The Supplier shall maintain liability insurance which also covers the risk of a claim against the Customer from the point of view of product liability or for other reasons due to defects in the contractual products to an appropriate extent and shall provide evidence of this to the Customer upon request.

§ 16 Secrecy

(1) The supplier is obliged to keep secret all drawings, processes, illustrations, samples, tools and other documents provided to him, unless these are generally known or have been made publicly accessible. Any disclosure to third parties shall require our express written consent.

(2) The supplier shall be liable to us for breaches of contract by third parties commissioned by him as for his own misconduct.
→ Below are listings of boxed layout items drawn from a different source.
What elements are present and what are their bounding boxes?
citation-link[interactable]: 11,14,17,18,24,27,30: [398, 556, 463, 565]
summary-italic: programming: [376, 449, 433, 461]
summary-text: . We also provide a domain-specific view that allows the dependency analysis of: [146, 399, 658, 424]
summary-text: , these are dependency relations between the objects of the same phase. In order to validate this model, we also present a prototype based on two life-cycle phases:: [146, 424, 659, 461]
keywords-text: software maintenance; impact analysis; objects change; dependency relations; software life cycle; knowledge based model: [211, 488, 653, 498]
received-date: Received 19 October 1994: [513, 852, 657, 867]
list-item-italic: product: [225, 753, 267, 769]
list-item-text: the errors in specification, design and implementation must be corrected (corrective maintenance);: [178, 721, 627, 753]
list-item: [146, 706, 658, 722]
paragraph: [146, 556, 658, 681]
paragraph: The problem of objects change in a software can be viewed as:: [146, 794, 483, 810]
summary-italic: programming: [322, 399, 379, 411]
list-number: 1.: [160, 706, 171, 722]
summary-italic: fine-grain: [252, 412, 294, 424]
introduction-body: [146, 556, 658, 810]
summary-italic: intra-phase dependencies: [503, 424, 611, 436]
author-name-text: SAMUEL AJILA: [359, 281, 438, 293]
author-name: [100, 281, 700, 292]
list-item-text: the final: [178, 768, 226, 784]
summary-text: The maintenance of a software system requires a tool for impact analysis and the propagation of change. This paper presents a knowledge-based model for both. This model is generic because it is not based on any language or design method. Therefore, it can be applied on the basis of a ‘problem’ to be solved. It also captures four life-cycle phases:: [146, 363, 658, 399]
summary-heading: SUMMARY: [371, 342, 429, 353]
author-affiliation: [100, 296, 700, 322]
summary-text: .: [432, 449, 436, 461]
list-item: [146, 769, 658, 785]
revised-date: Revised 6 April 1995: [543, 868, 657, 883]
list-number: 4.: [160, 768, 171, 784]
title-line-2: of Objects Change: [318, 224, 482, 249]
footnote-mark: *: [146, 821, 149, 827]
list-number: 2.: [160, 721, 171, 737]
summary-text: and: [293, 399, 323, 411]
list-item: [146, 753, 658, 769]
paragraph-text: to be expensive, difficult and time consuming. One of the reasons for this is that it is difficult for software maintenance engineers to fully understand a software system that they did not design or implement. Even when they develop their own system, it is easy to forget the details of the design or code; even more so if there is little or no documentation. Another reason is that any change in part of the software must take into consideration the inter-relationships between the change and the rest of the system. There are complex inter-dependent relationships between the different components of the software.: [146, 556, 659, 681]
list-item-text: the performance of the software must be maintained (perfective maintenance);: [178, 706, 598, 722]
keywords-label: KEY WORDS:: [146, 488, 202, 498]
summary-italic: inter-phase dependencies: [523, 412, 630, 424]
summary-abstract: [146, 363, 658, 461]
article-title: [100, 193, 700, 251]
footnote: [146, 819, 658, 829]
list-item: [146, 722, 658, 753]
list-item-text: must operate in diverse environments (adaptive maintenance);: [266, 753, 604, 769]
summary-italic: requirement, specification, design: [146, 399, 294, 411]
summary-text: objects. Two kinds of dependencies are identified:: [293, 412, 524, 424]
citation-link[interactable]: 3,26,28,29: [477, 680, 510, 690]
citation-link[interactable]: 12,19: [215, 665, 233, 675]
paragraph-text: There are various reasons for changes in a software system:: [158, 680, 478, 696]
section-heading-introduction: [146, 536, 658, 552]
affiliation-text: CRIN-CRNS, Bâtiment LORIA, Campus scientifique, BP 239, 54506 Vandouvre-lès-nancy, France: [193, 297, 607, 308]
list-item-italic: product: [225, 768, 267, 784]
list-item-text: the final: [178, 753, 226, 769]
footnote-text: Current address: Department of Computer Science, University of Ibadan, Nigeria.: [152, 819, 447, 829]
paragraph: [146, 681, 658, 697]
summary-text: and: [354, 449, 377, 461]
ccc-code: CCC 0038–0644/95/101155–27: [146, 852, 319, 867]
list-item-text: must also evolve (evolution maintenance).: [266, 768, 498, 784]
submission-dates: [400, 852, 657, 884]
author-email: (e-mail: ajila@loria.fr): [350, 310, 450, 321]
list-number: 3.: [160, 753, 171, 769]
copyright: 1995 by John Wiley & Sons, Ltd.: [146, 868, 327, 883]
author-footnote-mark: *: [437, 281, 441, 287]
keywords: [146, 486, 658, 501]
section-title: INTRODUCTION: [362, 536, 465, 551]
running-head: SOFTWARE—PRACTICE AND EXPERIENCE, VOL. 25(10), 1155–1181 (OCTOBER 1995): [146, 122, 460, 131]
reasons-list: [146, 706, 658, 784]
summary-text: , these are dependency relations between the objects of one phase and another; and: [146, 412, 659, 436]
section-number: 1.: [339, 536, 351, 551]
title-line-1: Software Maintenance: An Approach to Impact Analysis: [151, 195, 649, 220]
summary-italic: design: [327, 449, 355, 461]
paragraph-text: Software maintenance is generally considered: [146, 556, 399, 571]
(3) The obligation to maintain secrecy shall survive the termination of the contract. It shall expire only when the knowledge contained in the documents provided has become generally known.
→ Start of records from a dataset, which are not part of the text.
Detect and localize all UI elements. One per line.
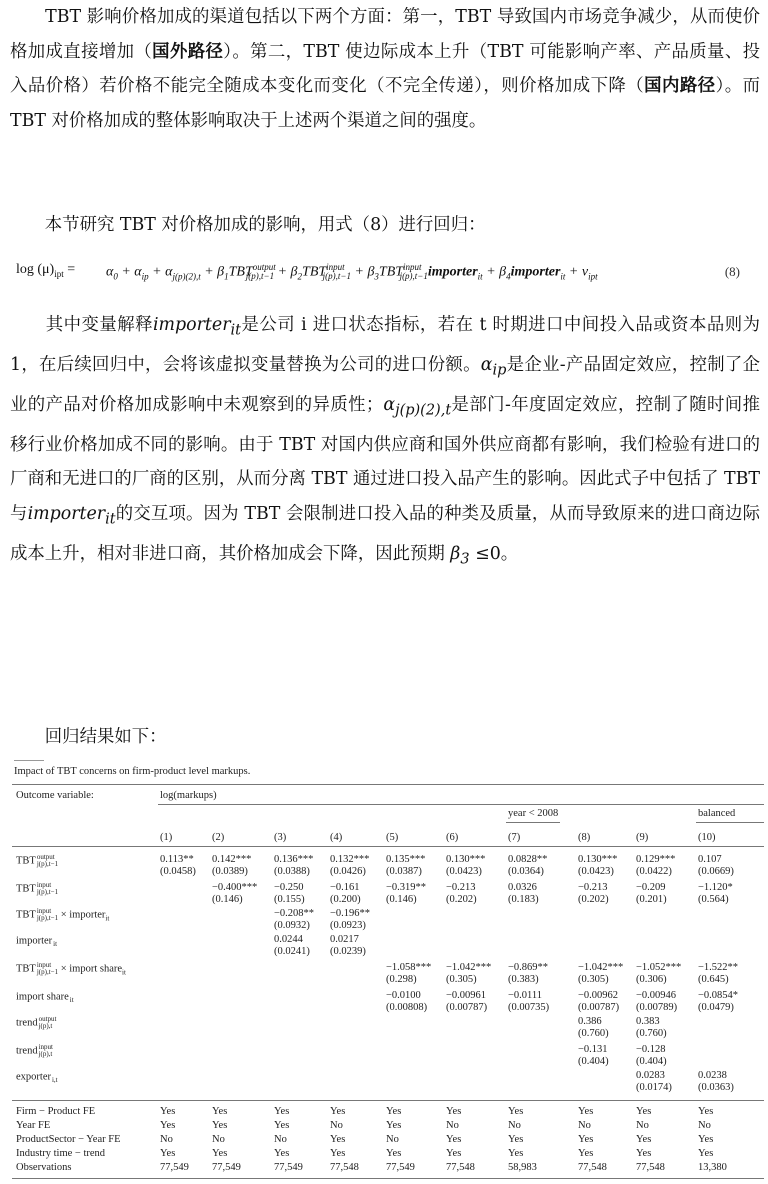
coefficient: 0.132*** <box>330 854 370 865</box>
coefficient: 0.0326 <box>508 882 537 893</box>
std-error: (0.645) <box>698 974 729 985</box>
coefficient: −0.0111 <box>508 990 543 1001</box>
std-error: (0.760) <box>636 1028 667 1039</box>
std-error: (0.0364) <box>508 866 544 877</box>
equation-number: (8) <box>724 264 740 279</box>
std-error: (0.404) <box>578 1056 609 1067</box>
coefficient: −1.052*** <box>636 962 682 973</box>
std-error: (0.305) <box>578 974 609 985</box>
row-label: importer it <box>16 935 58 948</box>
paragraph-channels <box>0 0 768 138</box>
table-rule <box>12 846 764 847</box>
fe-value: 77,549 <box>160 1162 189 1173</box>
fe-value: Yes <box>330 1134 346 1145</box>
coefficient: 0.107 <box>698 854 722 865</box>
table-caption: Impact of TBT concerns on firm-product level markups. <box>14 766 251 777</box>
fe-value: Yes <box>330 1106 346 1117</box>
table-rule <box>158 804 764 805</box>
std-error: (0.0923) <box>330 920 366 931</box>
coefficient: −0.400*** <box>212 882 258 893</box>
std-error: (0.00787) <box>578 1002 620 1013</box>
std-error: (0.0426) <box>330 866 366 877</box>
fe-value: Yes <box>698 1134 714 1145</box>
std-error: (0.0389) <box>212 866 248 877</box>
equation-8 <box>16 252 740 296</box>
paragraph-text: ）。而 TBT 对价格加成的整体影响取决于上述两个渠道之间的强度。 <box>10 76 760 131</box>
fe-value: No <box>160 1134 173 1145</box>
coefficient: −1.058*** <box>386 962 432 973</box>
column-header: (1) <box>160 832 173 843</box>
fe-value: Yes <box>446 1106 462 1117</box>
fe-value: 77,548 <box>446 1162 475 1173</box>
std-error: (0.306) <box>636 974 667 985</box>
fe-value: Yes <box>578 1106 594 1117</box>
std-error: (0.0423) <box>578 866 614 877</box>
std-error: (0.200) <box>330 894 361 905</box>
std-error: (0.305) <box>446 974 477 985</box>
table-rule <box>12 1100 764 1101</box>
fe-value: Yes <box>330 1148 346 1159</box>
fe-value: 77,549 <box>274 1162 303 1173</box>
std-error: (0.202) <box>578 894 609 905</box>
column-header: (4) <box>330 832 343 843</box>
coefficient: −1.042*** <box>578 962 624 973</box>
std-error: (0.0174) <box>636 1082 672 1093</box>
fe-row-label: Industry time − trend <box>16 1148 106 1159</box>
fe-value: Yes <box>274 1120 290 1131</box>
column-header: (3) <box>274 832 287 843</box>
fe-value: No <box>446 1120 459 1131</box>
column-header: (5) <box>386 832 399 843</box>
coefficient: 0.0217 <box>330 934 359 945</box>
fe-value: No <box>212 1134 225 1145</box>
paragraph-text: TBT 影响价格加成的渠道包括以下两个方面：第一，TBT 导致国内市场竞争减少，从而使价格加成直接增加（ <box>10 7 760 62</box>
fe-value: Yes <box>636 1106 652 1117</box>
row-label: TBTinput j(p),t−1 <box>16 881 59 896</box>
coefficient: 0.0283 <box>636 1070 665 1081</box>
std-error: (0.0932) <box>274 920 310 931</box>
fe-value: No <box>274 1134 287 1145</box>
column-header: (9) <box>636 832 649 843</box>
coefficient: −0.128 <box>636 1044 666 1055</box>
coefficient: 0.135*** <box>386 854 426 865</box>
bold-term: 国外路径 <box>152 41 224 62</box>
fe-value: Yes <box>698 1148 714 1159</box>
paragraph-regression-intro: 本节研究 TBT 对价格加成的影响，用式（8）进行回归： <box>10 215 486 235</box>
coefficient: −0.00961 <box>446 990 487 1001</box>
std-error: (0.146) <box>386 894 417 905</box>
coefficient: −0.213 <box>578 882 608 893</box>
fe-value: 77,549 <box>386 1162 415 1173</box>
coefficient: −0.0854* <box>698 990 739 1001</box>
coefficient: 0.130*** <box>446 854 486 865</box>
fe-value: No <box>578 1120 591 1131</box>
std-error: (0.0423) <box>446 866 482 877</box>
coefficient: 0.113** <box>160 854 194 865</box>
fe-value: 77,548 <box>330 1162 359 1173</box>
std-error: (0.0241) <box>274 946 310 957</box>
fe-value: Yes <box>508 1134 524 1145</box>
fe-value: 77,548 <box>636 1162 665 1173</box>
coefficient: −0.869** <box>508 962 549 973</box>
std-error: (0.0479) <box>698 1002 734 1013</box>
fe-value: Yes <box>274 1148 290 1159</box>
outcome-label: Outcome variable: <box>16 790 94 801</box>
fe-value: Yes <box>212 1148 228 1159</box>
column-header: (2) <box>212 832 225 843</box>
fe-row-label: Year FE <box>16 1120 51 1131</box>
fe-value: 77,549 <box>212 1162 241 1173</box>
paragraph-results-intro: 回归结果如下： <box>10 727 167 747</box>
fe-value: Yes <box>386 1120 402 1131</box>
coefficient: 0.0244 <box>274 934 303 945</box>
coefficient: 0.136*** <box>274 854 314 865</box>
std-error: (0.404) <box>636 1056 667 1067</box>
fe-value: No <box>698 1120 711 1131</box>
fe-row-label: ProductSector − Year FE <box>16 1134 121 1145</box>
std-error: (0.183) <box>508 894 539 905</box>
fe-value: No <box>636 1120 649 1131</box>
row-label: trendinput j(p),t <box>16 1043 53 1058</box>
row-label: trendoutput j(p),t <box>16 1015 57 1030</box>
coefficient: −0.196** <box>330 908 371 919</box>
std-error: (0.760) <box>578 1028 609 1039</box>
fe-value: Yes <box>160 1106 176 1117</box>
std-error: (0.0363) <box>698 1082 734 1093</box>
table-rule <box>506 822 560 823</box>
fe-value: Yes <box>446 1134 462 1145</box>
fe-value: Yes <box>636 1148 652 1159</box>
coefficient: −0.0100 <box>386 990 421 1001</box>
coefficient: 0.0238 <box>698 1070 727 1081</box>
fe-value: Yes <box>274 1106 290 1117</box>
std-error: (0.00787) <box>446 1002 488 1013</box>
coefficient: 0.0828** <box>508 854 548 865</box>
coefficient: −0.319** <box>386 882 427 893</box>
std-error: (0.298) <box>386 974 417 985</box>
std-error: (0.0239) <box>330 946 366 957</box>
equation-rhs: $\alpha_0 + \alpha_{ip} + \alpha_{j(p)(2),t} + \beta_1TBT^{output}_{j(p),t-1} + \beta_2TBT^{input}_{j(p),t-1}$ + $\beta_3TBT^{input}_{j(p),t-1}importer_{it}$ + $\beta_4importer_{it} + \nu_{ipt}$ <box>106 262 598 282</box>
fe-value: Yes <box>508 1148 524 1159</box>
std-error: (0.00789) <box>636 1002 678 1013</box>
std-error: (0.0458) <box>160 866 196 877</box>
fe-row-label: Firm − Product FE <box>16 1106 96 1117</box>
fe-row-label: Observations <box>16 1162 72 1173</box>
table-rule <box>12 784 764 785</box>
coefficient: −0.213 <box>446 882 476 893</box>
coefficient: −1.042*** <box>446 962 492 973</box>
outcome-value: log(markups) <box>160 790 217 801</box>
coefficient: 0.130*** <box>578 854 618 865</box>
coefficient: −0.00946 <box>636 990 677 1001</box>
std-error: (0.0388) <box>274 866 310 877</box>
row-label: exporter i,t <box>16 1071 58 1084</box>
fe-value: Yes <box>212 1120 228 1131</box>
fe-value: Yes <box>160 1148 176 1159</box>
row-label: TBTinput j(p),t−1 × importer$_{it}$ <box>16 907 110 923</box>
coefficient: −0.161 <box>330 882 360 893</box>
coefficient: −1.522** <box>698 962 739 973</box>
fe-value: No <box>386 1134 399 1145</box>
row-label: import share it <box>16 991 74 1004</box>
coefficient: 0.383 <box>636 1016 660 1027</box>
coefficient: 0.386 <box>578 1016 602 1027</box>
bold-term: 国内路径 <box>644 76 716 96</box>
std-error: (0.155) <box>274 894 305 905</box>
table-rule <box>12 1178 764 1179</box>
fe-value: Yes <box>446 1148 462 1159</box>
std-error: (0.0669) <box>698 866 734 877</box>
fe-value: Yes <box>578 1134 594 1145</box>
std-error: (0.0422) <box>636 866 672 877</box>
coefficient: −0.250 <box>274 882 304 893</box>
fe-value: No <box>330 1120 343 1131</box>
column-header: (6) <box>446 832 459 843</box>
paragraph-text: ）。第二，TBT 使边际成本上升（TBT 可能影响产率、产品质量、投入品价格）若价格不能完全随成本变化而变化（不完全传递），则价格加成下降（ <box>10 41 760 96</box>
coefficient: −1.120* <box>698 882 733 893</box>
subhead-balanced: balanced <box>698 808 736 819</box>
subhead-year: year < 2008 <box>508 808 559 819</box>
paragraph-variable-definitions: 其中变量解释importer$_{it}$是公司 i 进口状态指标，若在 t 时期进口中间投入品或资本品则为 1，在后续回归中，会将该虚拟变量替换为公司的进口份额。$\alpha_{ip}$是企业-产品固定效应，控制了企业的产品对价格加成影响中未观察到的异质性；$\alpha_{j(p)(2),t}$是部门-年度固定效应，控制了随时间推移行业价格加成不同的影响。由于 TBT 对国内供应商和国外供应商都有影响，我们检验有进口的厂商和无进口的厂商的区别，从而分离 TBT 通过进口投入品产生的影响。因此式子中包括了 TBT 与importer$_{it}$的交互项。因为 TBT 会限制进口投入品的种类及质量，从而导致原来的进口商边际成本上升，相对非进口商，其价格加成会下降，因此预期 $\beta_3 \le 0$。 <box>10 315 760 568</box>
fe-value: Yes <box>636 1134 652 1145</box>
std-error: (0.564) <box>698 894 729 905</box>
fe-value: 77,548 <box>578 1162 607 1173</box>
coefficient: 0.129*** <box>636 854 676 865</box>
column-header: (8) <box>578 832 591 843</box>
coefficient: −0.208** <box>274 908 315 919</box>
fe-value: Yes <box>160 1120 176 1131</box>
std-error: (0.201) <box>636 894 667 905</box>
column-header: (10) <box>698 832 716 843</box>
caption-rule <box>14 760 44 761</box>
std-error: (0.0387) <box>386 866 422 877</box>
std-error: (0.00808) <box>386 1002 428 1013</box>
fe-value: 13,380 <box>698 1162 727 1173</box>
table-rule <box>696 822 764 823</box>
fe-value: 58,983 <box>508 1162 537 1173</box>
std-error: (0.00735) <box>508 1002 550 1013</box>
std-error: (0.202) <box>446 894 477 905</box>
coefficient: −0.131 <box>578 1044 608 1055</box>
fe-value: No <box>508 1120 521 1131</box>
std-error: (0.146) <box>212 894 243 905</box>
fe-value: Yes <box>578 1148 594 1159</box>
fe-value: Yes <box>698 1106 714 1117</box>
coefficient: 0.142*** <box>212 854 252 865</box>
equation-lhs: $\log (\mu)_{ipt}$ = <box>16 262 76 279</box>
std-error: (0.383) <box>508 974 539 985</box>
row-label: TBToutput j(p),t−1 <box>16 853 59 868</box>
coefficient: −0.00962 <box>578 990 619 1001</box>
coefficient: −0.209 <box>636 882 666 893</box>
row-label: TBTinput j(p),t−1 × import share$_{it}$ <box>16 961 126 977</box>
fe-value: Yes <box>508 1106 524 1117</box>
fe-value: Yes <box>212 1106 228 1117</box>
column-header: (7) <box>508 832 521 843</box>
fe-value: Yes <box>386 1148 402 1159</box>
fe-value: Yes <box>386 1106 402 1117</box>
(4) If the Supplier breaches this confidentiality obligation, it shall be obliged to pay us a contractual penalty. The amount of the contractual penalty shall be at our reasonable discretion and, in the event of a dispute, shall be reviewed by the competent court as to its fairness. Further claims shall remain unaffected.

§ 17. contractor management

The supplier undertakes to comply with all our instructions and regulations regarding occupational safety, environmental protection and conduct on our premises, etc.. This applies both to work at our site and an alternatively designated place of performance. The supplier shall actively inform himself about existing regulations for external companies.

§ 18 Severability clause

The invalidity of any provision of these General Terms and Conditions of Purchase shall not affect the validity of the remaining provisions. Should a provision prove to be invalid or unenforceable, it shall be replaced by a new valid provision which comes as close as possible to the legal and economic success of the invalid or unenforceable provision.

§ 19 Applicable law

The law of the Federal Republic of Germany shall apply exclusively, to the exclusion of the UN Convention on Contracts for the International Sale of Goods.

§ 20 Jurisdiction and place of performance

(1) The place of performance for the Supplier's obligations shall be the shipping address stated in the order.

(2) The place of jurisdiction shall be the court responsible for our registered office. However, we shall also be entitled, at our discretion, to sue the supplier at its general place of jurisdiction.